A revisão criminal será admitida nas hipóteses do artigo 621 do CPP e, quando isso ocorrer, o Tribunal poderá alterar a classificação da infração, absolver o réu, modificar a pena ou anular o processo, conforme disposição do artigo 626 do CPP. Observa-se, com isso, que a regra no ordenamento jurídico pátrio é que o Tribunal realize tanto o juízo rescindente, admitindo ou inadmitindo a revisão, quanto o juízo rescisório, efetivando um novo julgamento, salvo, porém, nos casos em que o pedido revisional se fundar em nulidade do processo, quando então o Tribunal realizará apenas o juízo rescindente.

Assim, tendo feito essa retomada, o escopo do trabalho pode, finalmente, ser delineado, visto que, como foi dito, as noções tratadas aqui embasaram o desfecho do estudo.

Nessa esteira, é de suma importância atentar para o fato de que a doutrina e a jurisprudência pacificaram o entendimento de que é possível haver revisão criminal nas decisões do Júri, dado que a soberania não é absoluta e, sendo preceito constitucional tal qual a liberdade do indivíduo, não tem razão para prevalecer sobre esta, restando, portanto, superada essa questão.

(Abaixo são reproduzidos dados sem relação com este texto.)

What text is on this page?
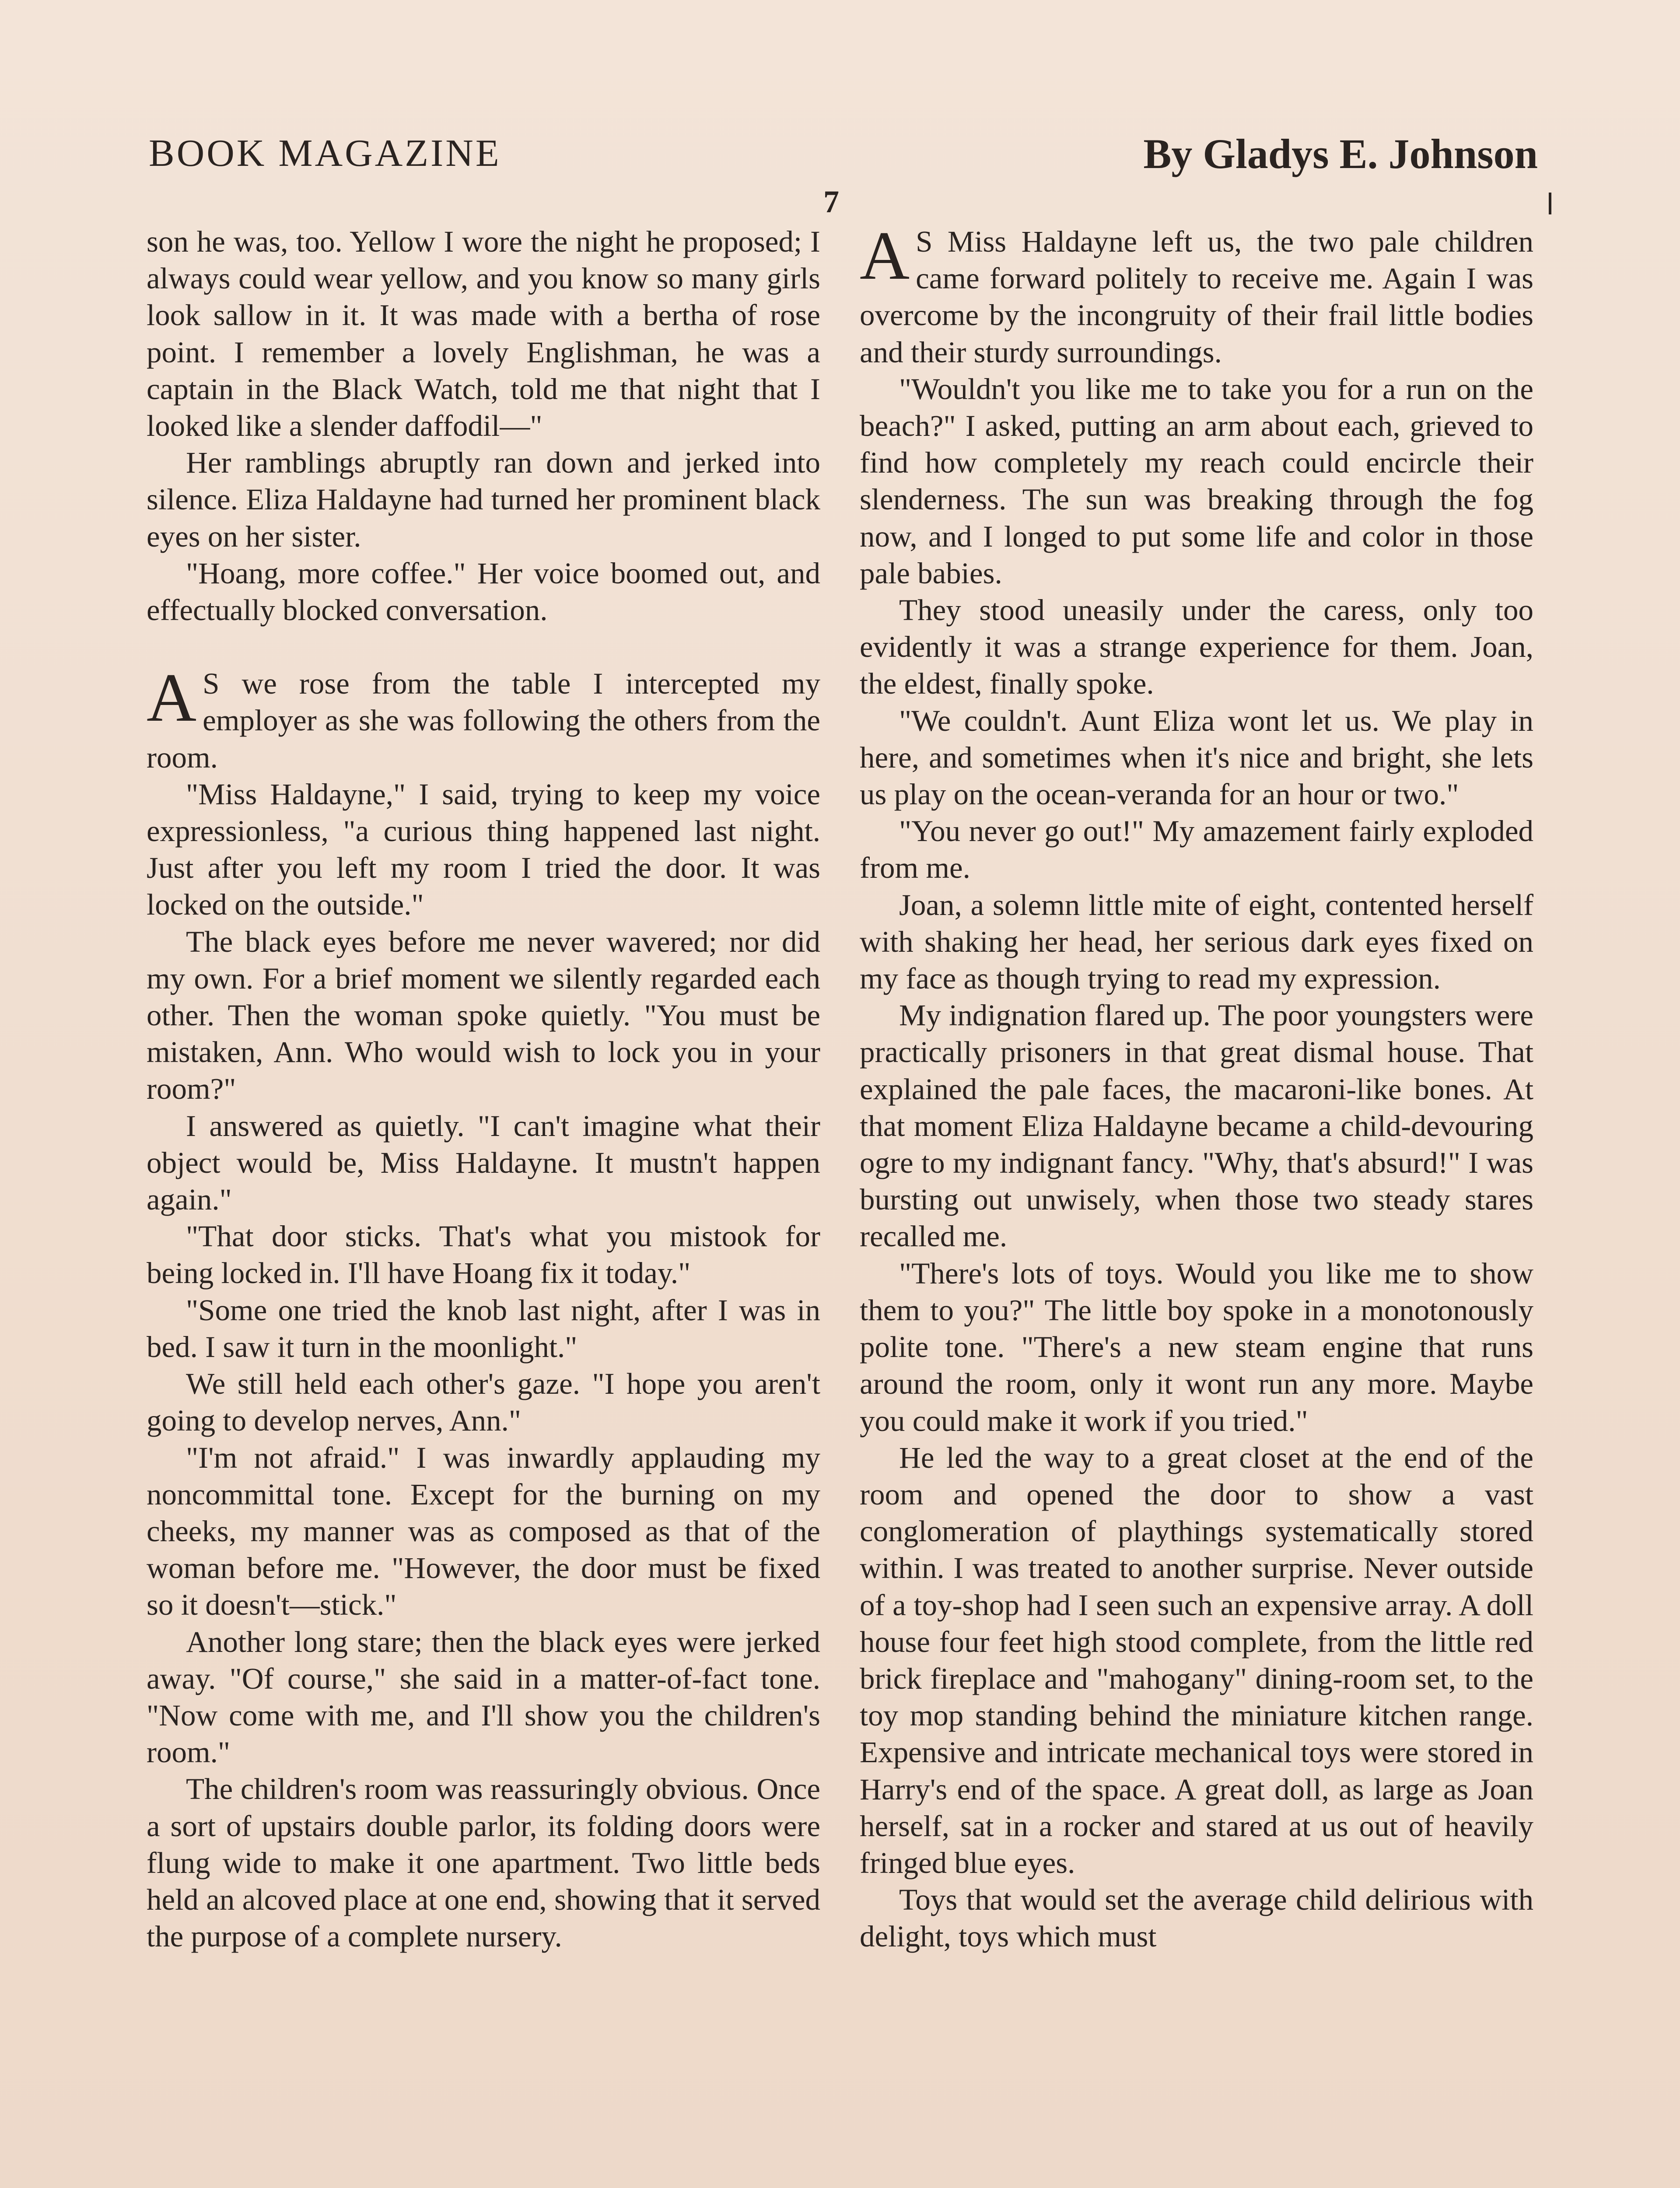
BOOK MAGAZINE	By Gladys E. Johnson
7

son he was, too. Yellow I wore the night he proposed; I always could wear yellow, and you know so many girls look sallow in it. It was made with a bertha of rose point. I remember a lovely Englishman, he was a captain in the Black Watch, told me that night that I looked like a slender daffodil—"

Her ramblings abruptly ran down and jerked into silence. Eliza Haldayne had turned her prominent black eyes on her sister.

"Hoang, more coffee." Her voice boomed out, and effectually blocked conversation.

A S we rose from the table I intercepted my employer as she was following the others from the room.

"Miss Haldayne," I said, trying to keep my voice expressionless, "a curious thing happened last night. Just after you left my room I tried the door. It was locked on the outside."

The black eyes before me never wavered; nor did my own. For a brief moment we silently regarded each other. Then the woman spoke quietly. "You must be mistaken, Ann. Who would wish to lock you in your room?"

I answered as quietly. "I can't imagine what their object would be, Miss Haldayne. It mustn't happen again."

"That door sticks. That's what you mistook for being locked in. I'll have Hoang fix it today."

"Some one tried the knob last night, after I was in bed. I saw it turn in the moonlight."

We still held each other's gaze. "I hope you aren't going to develop nerves, Ann."

"I'm not afraid." I was inwardly applauding my noncommittal tone. Except for the burning on my cheeks, my manner was as composed as that of the woman before me. "However, the door must be fixed so it doesn't—stick."

Another long stare; then the black eyes were jerked away. "Of course," she said in a matter-of-fact tone. "Now come with me, and I'll show you the children's room."

The children's room was reassuringly obvious. Once a sort of upstairs double parlor, its folding doors were flung wide to make it one apartment. Two little beds held an alcoved place at one end, showing that it served the purpose of a complete nursery.

A S Miss Haldayne left us, the two pale children came forward politely to receive me. Again I was overcome by the incongruity of their frail little bodies and their sturdy surroundings.

"Wouldn't you like me to take you for a run on the beach?" I asked, putting an arm about each, grieved to find how completely my reach could encircle their slenderness. The sun was breaking through the fog now, and I longed to put some life and color in those pale babies.

They stood uneasily under the caress, only too evidently it was a strange experience for them. Joan, the eldest, finally spoke.

"We couldn't. Aunt Eliza wont let us. We play in here, and sometimes when it's nice and bright, she lets us play on the ocean-veranda for an hour or two."

"You never go out!" My amazement fairly exploded from me.

Joan, a solemn little mite of eight, contented herself with shaking her head, her serious dark eyes fixed on my face as though trying to read my expression.

My indignation flared up. The poor youngsters were practically prisoners in that great dismal house. That explained the pale faces, the macaroni-like bones. At that moment Eliza Haldayne became a child-devouring ogre to my indignant fancy. "Why, that's absurd!" I was bursting out unwisely, when those two steady stares recalled me.

"There's lots of toys. Would you like me to show them to you?" The little boy spoke in a monotonously polite tone. "There's a new steam engine that runs around the room, only it wont run any more. Maybe you could make it work if you tried."

He led the way to a great closet at the end of the room and opened the door to show a vast conglomeration of playthings systematically stored within. I was treated to another surprise. Never outside of a toy-shop had I seen such an expensive array. A doll house four feet high stood complete, from the little red brick fireplace and "mahogany" dining-room set, to the toy mop standing behind the miniature kitchen range. Expensive and intricate mechanical toys were stored in Harry's end of the space. A great doll, as large as Joan herself, sat in a rocker and stared at us out of heavily fringed blue eyes.

Toys that would set the average child delirious with delight, toys which must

Destarte, dentro desse quadrante, o mais relevante é compreender quem possui competência para realizar o juízo rescisório, por duas razões:

a)    o ordenamento jurídico pátrio, ao estabelecer a competência do Tribunal ad quem para realizar ambos os juízos, aparentemente, ofende a soberania dos veredictos;

b)    a doutrina e a jurisprudência ainda apresentam divergências sobre o assunto.

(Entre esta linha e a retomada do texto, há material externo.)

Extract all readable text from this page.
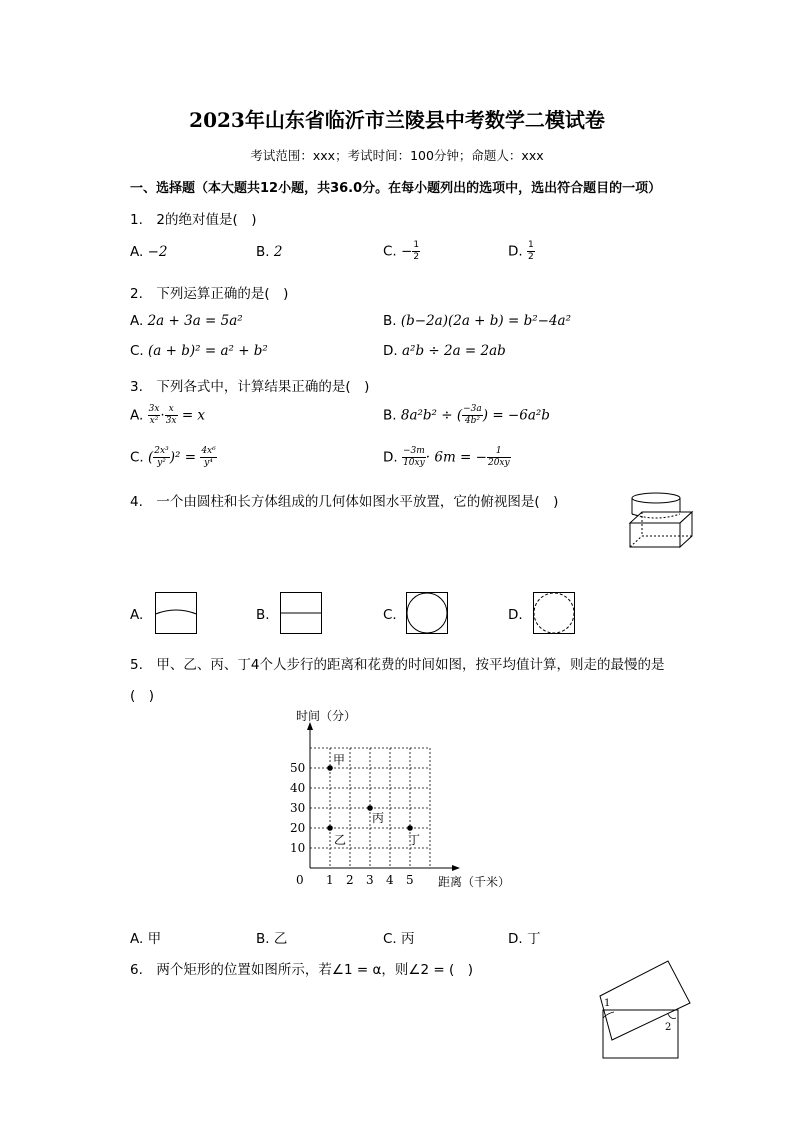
2023年山东省临沂市兰陵县中考数学二模试卷
考试范围：xxx；考试时间：100分钟；命题人：xxx
一、选择题（本大题共12小题，共36.0分。在每小题列出的选项中，选出符合题目的一项）
1.　2的绝对值是(　)
A. −2	B. 2	C. − $\frac{1}{2}$	D. $\frac{1}{2}$
2.　下列运算正确的是(　)
A. 2a + 3a = 5a²	B. (b−2a)(2a + b) = b²−4a²
C. (a + b)² = a² + b²	D. a²b ÷ 2a = 2ab
3.　下列各式中，计算结果正确的是(　)
A. $\frac{3x}{\text{x²}} \cdot \frac{x}{3x} = x$	B. 8a²b² ÷ ( $\frac{-3a}{\text{4b²}}$ ) = −6a²b
C. ( $\frac{\text{2x³}}{\text{y²}} )^2 = \frac{\text{4x⁶}}{\text{y⁴}}$	D. $\frac{-3m}{10xy} \cdot 6m$ = − $\frac{1}{20xy}$
4.　一个由圆柱和长方体组成的几何体如图水平放置，它的俯视图是(　)
A.	B.	C.	D.
5.　甲、乙、丙、丁4个人步行的距离和花费的时间如图，按平均值计算，则走的最慢的是
(　)
0 1 2 3 4 5
10
20
30
40
50
时间（分）
距离（千米）
甲
乙
丙
丁
A. 甲	B. 乙	C. 丙	D. 丁
6.　两个矩形的位置如图所示，若∠1 = α，则∠2 = (　)
1
2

Logo, há autores que sustentam ser o Tribunal do Júri o órgão competente para realizar o juízo rescisório da ação de revisão criminal nas decisões originárias dessa instituição, posto que, se o Tribunal ad quem proferisse nova decisão, a soberania dos veredictos seria desrespeitada, além do mais, essa seria a única forma de compatibilizar a revisão criminal com o princípio. Essa linha foi defendida pela 5ª Turma do Superior Tribunal de Justiça no julgamento de um habeas corpus, onde ficou assentado o entendimento de que a instância ad quem não poderia alterar o mérito das decisões do Júri, cabendo ao Conselho de Segurança o novo julgamento.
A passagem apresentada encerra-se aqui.